Let me know what you think and learn more here.
Bending the Cost Curve in Public Sector Health
I think the challenge has always been how do we bend the cost curve in healthcare in the public sector?
And I think that truly the way to get there is to start with the consumer and to engage them in a fundamentally different way.
Consumers are very digitally savvy. They interact in the digital economy just like everybody else does. That means that they are a great partner with state agencies and with the rest of the ecosystem in empowering themselves and achieving better health, so I think that’s the way we are going to start to bend the cost curve.
Then we get to the outcomes discussion. Certainly there are challenges on the systems side around how do we figure out how to actually pay for outcomes, but even if we come up with the best well-conceived structures in the world if consumers are not at the center of it and active participants we are never really going to get to the place where we are paying for outcomes. So I think that’s the way to get to the bending of the cost curve, engaging the consumers, not just to make it a better experience for them, but to truly have them be co-creators of their own better health and empowerment.
Another path to bending the cost curve I think is really paying attention to social determinants of health.
We’ve been talking about it for a long time and what the literature clearly shows is that only 20% of the total cost of healthcare and the outcomes that you achieve is determined by the clinical service that’s delivered in the clinical setting. 80% of the outcome is determined by the social factors that the individual lives within, their own behaviors and the environment and how it acts on health.

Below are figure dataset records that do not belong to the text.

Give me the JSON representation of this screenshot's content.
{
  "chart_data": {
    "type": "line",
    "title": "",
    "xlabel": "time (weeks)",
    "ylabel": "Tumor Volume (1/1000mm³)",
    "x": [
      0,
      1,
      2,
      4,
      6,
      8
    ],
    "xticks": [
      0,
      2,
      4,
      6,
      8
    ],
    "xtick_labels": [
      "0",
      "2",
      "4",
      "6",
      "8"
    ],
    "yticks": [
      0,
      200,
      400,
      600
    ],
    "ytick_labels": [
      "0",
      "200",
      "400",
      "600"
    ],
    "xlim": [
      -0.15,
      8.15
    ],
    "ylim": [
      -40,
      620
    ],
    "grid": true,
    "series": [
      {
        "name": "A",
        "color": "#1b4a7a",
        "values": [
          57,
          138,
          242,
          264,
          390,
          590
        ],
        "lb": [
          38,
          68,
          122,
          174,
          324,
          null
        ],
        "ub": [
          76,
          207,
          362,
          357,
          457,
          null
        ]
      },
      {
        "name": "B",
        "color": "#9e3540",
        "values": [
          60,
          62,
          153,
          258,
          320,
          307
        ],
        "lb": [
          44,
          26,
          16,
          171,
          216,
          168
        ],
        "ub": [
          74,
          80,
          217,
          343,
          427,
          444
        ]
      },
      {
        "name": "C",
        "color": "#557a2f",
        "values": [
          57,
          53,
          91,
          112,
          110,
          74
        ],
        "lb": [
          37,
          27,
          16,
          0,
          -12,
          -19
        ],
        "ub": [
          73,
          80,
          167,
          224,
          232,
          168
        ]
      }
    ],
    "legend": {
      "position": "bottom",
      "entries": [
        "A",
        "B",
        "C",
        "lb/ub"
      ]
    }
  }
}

What that tells me is that those of us who are working in public sector health need to spend 80% of our time on those things. I think we typically tend to spend more than 20% of our time on issues around how service is delivered, how it’s paid for, the administrative tasks of putting a person in touch with a service provider. That’s important to pay attention to, but the real way we’re going to bend the cost curb is to focus on that other 80% of the things that influence outcomes.